Some of the projects in Farah involve teaching women how to keep bees and store honey, and educating high school students on the importance of irrigation by building greenhouses and growing crops. He has taught women raising poultry how to build chicken coops out of mud.

"It gets women working together and really does something for the community," Domian said. "In the backyard, these coops - all painted white, with chickens all running around in the yard - they're proud as heck to show you their coop."

Domian also told President Bush of his progress with those projects in a video conference in mid-March.

"I was proud as hell," he said. "It just makes me proud to be here."

When Domian told Cleek he was volunteering to go to Afghanistan for a second time, Cleek said he could not say no.

"If you were to listen to Gary, he's like a 24-year-old graduating from college and eager to start a new job.

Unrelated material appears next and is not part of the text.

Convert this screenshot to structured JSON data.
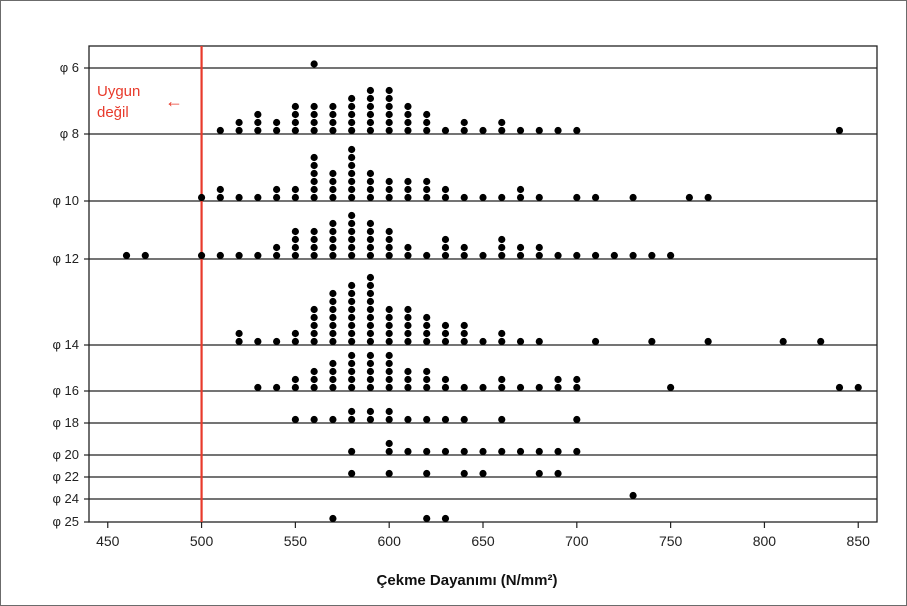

His eyes just light up, he glows, he has this unbelievable aura," Cleek said. "This is what he wants to do, and you can't say no.'"

Cleek, 44, described Domian's role in Durham as his "right-hand person" who advised him on countless decisions.

"Gary knows the who, what, where, when and why of New Hampshire and gave me the right advice to make the right decisions," he said. "Whether it's local partners, right staffing decisions, who to send to the right training, Gary has that in-depth knowledge that I didn't have."

As much as he has given to those he has worked with, Domian may not know the extent to which people thank him.

"It's a pleasure to get e-mail and communications from Gary to know that he's still safe and he's still alive," Cleek said. "It is a grave concern for me, and I ask him every time that we communicate to keep his head down and come back safe to New Hampshire, because that's really what we want."

He added, "Right now, I want Gary to come back in April. Right now."